One more thing… dont’ write on Blu Ray discs… what I do is put them in the disc sleeve and attach a post-it with the contents (written by sharpie) and taped down for extra measure at the corners (can’t trust that post-it glue). Sadly, I don’t have time to archive everything and it’s mother… I only record down the good stuff these days
I went thru this whole thread, but still haven’t found the answer, so here is the question: do you think it is safe to use for writing on disc paint markers?
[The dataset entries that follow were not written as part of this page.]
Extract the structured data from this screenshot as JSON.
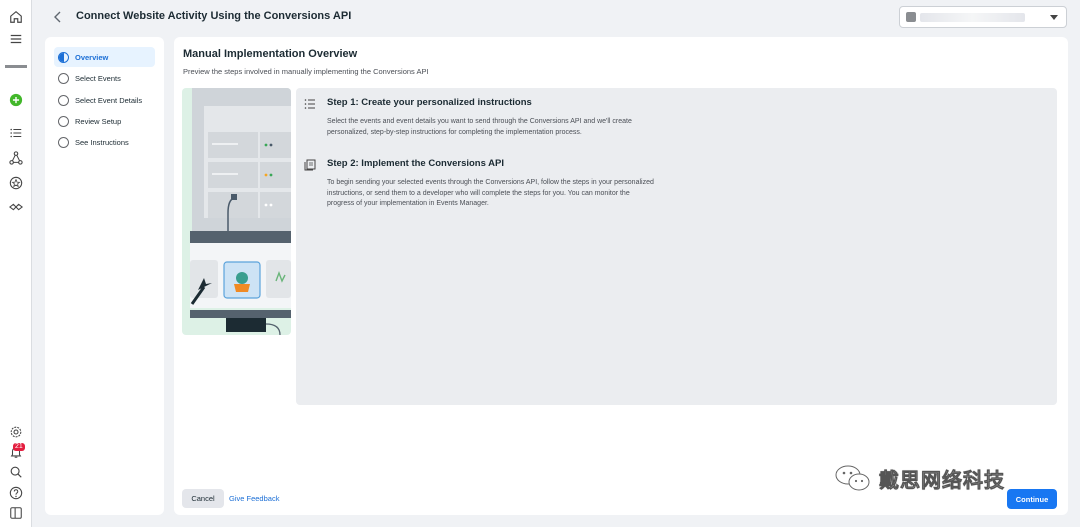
{
  "header": {
    "title": "Connect Website Activity Using the Conversions API",
    "account_name": ""
  },
  "steps": [
    {
      "label": "Overview",
      "active": true
    },
    {
      "label": "Select Events",
      "active": false
    },
    {
      "label": "Select Event Details",
      "active": false
    },
    {
      "label": "Review Setup",
      "active": false
    },
    {
      "label": "See Instructions",
      "active": false
    }
  ],
  "main": {
    "title": "Manual Implementation Overview",
    "subtitle": "Preview the steps involved in manually implementing the Conversions API",
    "instructions": [
      {
        "icon": "list-icon",
        "heading": "Step 1: Create your personalized instructions",
        "body": "Select the events and event details you want to send through the Conversions API and we'll create personalized, step-by-step instructions for completing the implementation process."
      },
      {
        "icon": "documents-icon",
        "heading": "Step 2: Implement the Conversions API",
        "body": "To begin sending your selected events through the Conversions API, follow the steps in your personalized instructions, or send them to a developer who will complete the steps for you. You can monitor the progress of your implementation in Events Manager."
      }
    ]
  },
  "footer": {
    "cancel_label": "Cancel",
    "feedback_label": "Give Feedback",
    "continue_label": "Continue"
  },
  "notifications": {
    "count": "21"
  },
  "watermark": {
    "text": "戴思网络科技"
  },
  "colors": {
    "accent": "#1877f2",
    "active_step": "#1c6fd6",
    "active_step_bg": "#e7f3ff",
    "illustration_bg": "#ddf1e6",
    "instructions_bg": "#ebedf0",
    "page_bg": "#f0f2f5"
  }
}
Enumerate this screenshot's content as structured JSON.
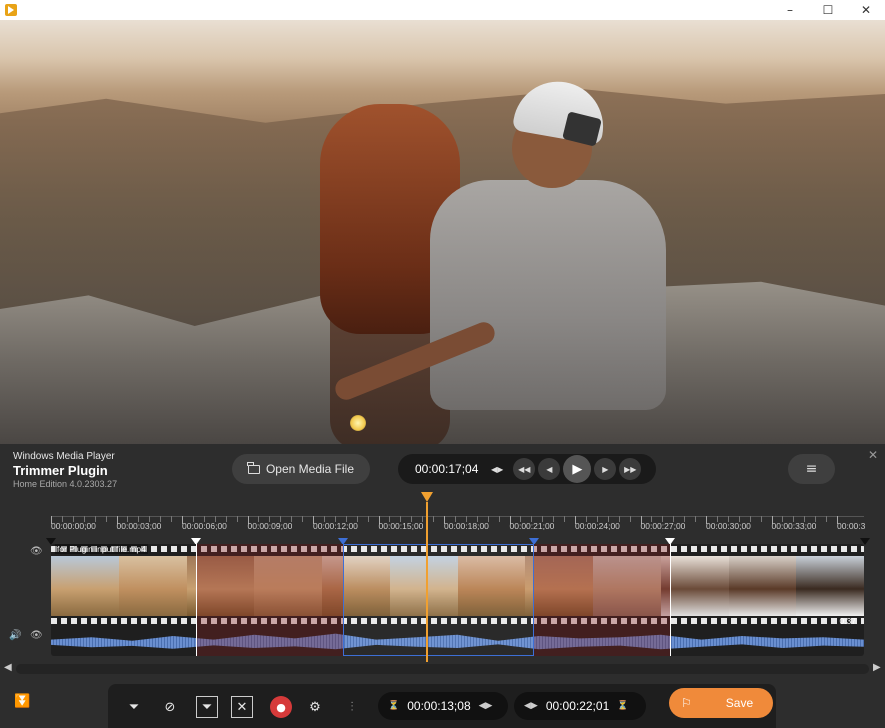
{
  "window": {
    "minimize": "–",
    "maximize": "☐",
    "close": "✕"
  },
  "brand": {
    "line1": "Windows Media Player",
    "line2": "Trimmer Plugin",
    "line3": "Home Edition 4.0.2303.27"
  },
  "toolbar_top": {
    "open_label": "Open Media File",
    "current_time": "00:00:17;04",
    "close_panel": "✕"
  },
  "timeline": {
    "ticks": [
      "00:00:00;00",
      "00:00:03;00",
      "00:00:06;00",
      "00:00:09;00",
      "00:00:12;00",
      "00:00:15;00",
      "00:00:18;00",
      "00:00:21;00",
      "00:00:24;00",
      "00:00:27;00",
      "00:00:30;00",
      "00:00:33;00",
      "00:00:3"
    ],
    "clip_name": "for Plugin input file.mp4",
    "duration": "0:37"
  },
  "bottom": {
    "start_time": "00:00:13;08",
    "end_time": "00:00:22;01",
    "save_label": "Save"
  },
  "colors": {
    "accent": "#f08a3a",
    "playhead": "#f0a030",
    "selection": "#3d6fd6",
    "record": "#d63a3a"
  }
}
The main difference is, that paint markers covers the material you are writing on, so you can use it for writing even on black parts of vinyl disks (or other disks that have dark surface, where regular CD or another marker isn’t visible). I don’t know the exact chemical structure, but on the cover, there is written that it is Oil Based, and the pen smells quite like the paint you use for painting the fences for example…
Thanks in advance.
On DVDs and BDs, probably. On CDs I’m not so sure. FWIW, Sharpie makes some silver metallic markers that are not paint based that work very well on dark discs. They’re bound to be less risky than paint.
OK, thanks a lot.
I would like to use the Sakura Pigma Micron pens to write on Taiyo Yuden White WaterShield CD-R’s.
[QUOTE=Kerry56;557218]Don’t mind BoSkin—I don’t think he can help it.
If you really want to be safe, just mark in the clear area in the center of the disk. But I really don’t think you’ll have problems with a sharpie anyway.[/QUOTE]
That is a cool idea. Isn’t it difficult to write nicely around such a small circle? I want to buy a ruler with 10mm letter cutouts.
Yes, it is fine using markers.
But dry it up first, before putting into the drive.
Additionally, for more important data, always make backups. Make a redundant backup on a DVD-R (crappy quality). If your original DVD is slowly dying, your copy most likely will contain a copy of the affected sectors.